For all the talk of a "cyber Pearl Harbor" or a "cyber 9/11", there really are only three incidents that one can point to where a cyberattack caused significant harm to a country.
The first is Stuxtnet, the computer virus that infiltrated Iran's nuclear program and caused a number of centrifuges to self-destruct. Those destroyed centrifuges set Iran's nuclear program back by several years (we think), and (we pretty much know) was perpetrated by a combination of Israeli and American actors.
The other two can be combined into one attack: the Bradley Manning/Wikileaks affair and Edward Snowden's data dump. In each of those cases an insider gained unauthorized access to a trove of classified documents, secreted them out of U.S. hands, and released them into the wild.
Of the two, Mr. Snowden's data theft has caused the most harm. The documents he has released, and continues to release, have put the U.S. on the defensive globally, and also exposed a harsh light on just how voracious our intelligence community's appetite has been for unfiltered data. The net result of Mr. Snowden's actions has been to give our enemies ammunition for arguments that America is an arrogant hypocritical giant, and has given our allies pause (and even outright offense) at the prospect of assisting the U.S. with its intelligence operations.
So, knowing that America has been on the giving and receiving end of cyberattacks, we have to ask ourselves what are the consequences of that history. First, it has given our enemies an understanding of our capabilities and the ability to argue that "the U.S. did it first." In other words - to use a legal term - America now comes forward with "unclean hands." For as much offense we take at Chinese and Iranian cyberattacks, the reality is that we cleared the path for such events and should not be surprised when we are attacked.
Second, we are forced to ask ourselves an uncomfortable but necessary question: is the U.S. government out of control? Or more specifically, is the NSA out of control and on a mission to spy on every single American?
Honestly, I think not.
While the NSA certainly has a good amount of soul-searching to do, we cannot forget the environment that drove it to its actions. In the post 9/11 world if there was one statement repeated more than any other, it was that the intelligence community had to "connect the dots." Failure to detect and identify potential terrorists or terrorist attacks was simply not an option for our intelligence community. If they did fail, lives would be lost and otherwise successful programs would be torn apart. So I understand why the NSA pushed the envelope on its tactics as much as possible - it needed all of the dots it could get its hands on so nothing was missed.

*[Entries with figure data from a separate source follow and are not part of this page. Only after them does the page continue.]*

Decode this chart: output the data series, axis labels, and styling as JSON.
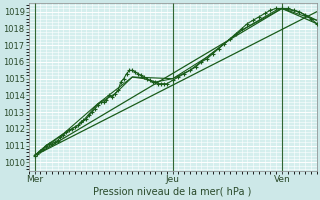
{
  "xlabel": "Pression niveau de la mer( hPa )",
  "bg_color": "#cde8e8",
  "plot_bg_color": "#d4eeed",
  "grid_color": "#ffffff",
  "line_color": "#1a5c1a",
  "marker_color": "#1a5c1a",
  "vline_color": "#336633",
  "ylim": [
    1009.5,
    1019.5
  ],
  "xlim": [
    0,
    100
  ],
  "yticks": [
    1010,
    1011,
    1012,
    1013,
    1014,
    1015,
    1016,
    1017,
    1018,
    1019
  ],
  "xtick_positions": [
    2,
    50,
    88
  ],
  "xtick_labels": [
    "Mer",
    "Jeu",
    "Ven"
  ],
  "vlines": [
    2,
    50,
    88
  ],
  "series1_x": [
    2,
    3,
    4,
    5,
    6,
    7,
    8,
    9,
    10,
    11,
    12,
    13,
    14,
    15,
    16,
    17,
    18,
    19,
    20,
    21,
    22,
    23,
    24,
    25,
    26,
    27,
    28,
    29,
    30,
    31,
    32,
    33,
    34,
    35,
    36,
    37,
    38,
    39,
    40,
    41,
    42,
    43,
    44,
    45,
    46,
    47,
    48,
    50,
    52,
    54,
    56,
    58,
    60,
    62,
    64,
    66,
    68,
    70,
    72,
    74,
    76,
    78,
    80,
    82,
    84,
    86,
    88,
    90,
    92,
    94,
    96,
    98,
    100
  ],
  "series1_y": [
    1010.4,
    1010.5,
    1010.7,
    1010.8,
    1011.0,
    1011.1,
    1011.1,
    1011.2,
    1011.3,
    1011.5,
    1011.6,
    1011.8,
    1011.9,
    1012.0,
    1012.1,
    1012.2,
    1012.4,
    1012.5,
    1012.6,
    1012.8,
    1013.0,
    1013.2,
    1013.4,
    1013.6,
    1013.6,
    1013.7,
    1014.0,
    1013.9,
    1014.1,
    1014.3,
    1014.8,
    1015.0,
    1015.3,
    1015.5,
    1015.5,
    1015.4,
    1015.3,
    1015.2,
    1015.1,
    1015.0,
    1014.9,
    1014.8,
    1014.8,
    1014.7,
    1014.7,
    1014.7,
    1014.7,
    1014.9,
    1015.1,
    1015.3,
    1015.5,
    1015.7,
    1016.0,
    1016.2,
    1016.5,
    1016.8,
    1017.1,
    1017.4,
    1017.7,
    1018.0,
    1018.3,
    1018.5,
    1018.7,
    1018.9,
    1019.1,
    1019.2,
    1019.2,
    1019.2,
    1019.1,
    1019.0,
    1018.8,
    1018.6,
    1018.3
  ],
  "series2_x": [
    2,
    6,
    12,
    18,
    24,
    30,
    36,
    40,
    44,
    50,
    56,
    62,
    68,
    74,
    80,
    86,
    88,
    94,
    100
  ],
  "series2_y": [
    1010.4,
    1011.0,
    1011.7,
    1012.3,
    1013.5,
    1014.1,
    1015.1,
    1015.0,
    1014.8,
    1015.0,
    1015.5,
    1016.3,
    1017.1,
    1017.9,
    1018.5,
    1019.1,
    1019.2,
    1019.0,
    1018.5
  ],
  "series3_x": [
    2,
    12,
    24,
    36,
    50,
    62,
    74,
    88,
    100
  ],
  "series3_y": [
    1010.4,
    1011.7,
    1013.5,
    1015.1,
    1015.0,
    1016.3,
    1017.9,
    1019.2,
    1018.5
  ],
  "trend_x": [
    2,
    100
  ],
  "trend_y": [
    1010.4,
    1019.0
  ],
  "trend2_x": [
    2,
    88,
    100
  ],
  "trend2_y": [
    1010.4,
    1019.2,
    1018.3
  ]
}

And for all those in Congress who accuse the NSA of irresponsible or reprehensible behavior, they have to take a minute to look in the mirror. After all, it was Congress who tirelessly banged on the Intelligence Community to discover evil plots before they were executed. Heck, even after the Boston Marathon bombings one of the first questions asked was: "How could the intelligence community not figure out these men were planning something?" One thing we now know is that it wasn't for a lack of trying on the part of the Intelligence Community.
There is an ultimate irony in all of this however. For years our defense and intelligence leadership, including General Alexander of the NSA, bemoaned the fact that the private sector wasn't doing enough to secure itself from cyberattacks. Despite the (often well-deserved) tongue lashings, the private sector moved cautiously on security. The revelations about the NSA's alleged efforts to read Google and Yahoo's traffic has finally spurred those and other companies into action. They are now rushing to encrypt their data and prevent anyone from breaking into their systems. And so that is the biggest irony of all—it wasn't an enemy cyberattack that pushed many companies to increase their cyber defenses, rather it was the overly zealous efforts of our nation's cyber warriors.
One can easily imagine a significantly reined in NSA in the near future, moving along with many pairs of Congressional eyes looking over its shoulder. While we may have made ourselves a little safer by recoiling at what the Intelligence Community has been up to, ultimately though we have to remind ourselves that the cyber genie is out of the bottle and there is no putting it back. Our enemies are empowered and we feel chastened. At the end of the day we have to remember the enemy isn't us. There are many bad actors out there who can and will do us significant harm, and we need to focus our efforts on stopping them.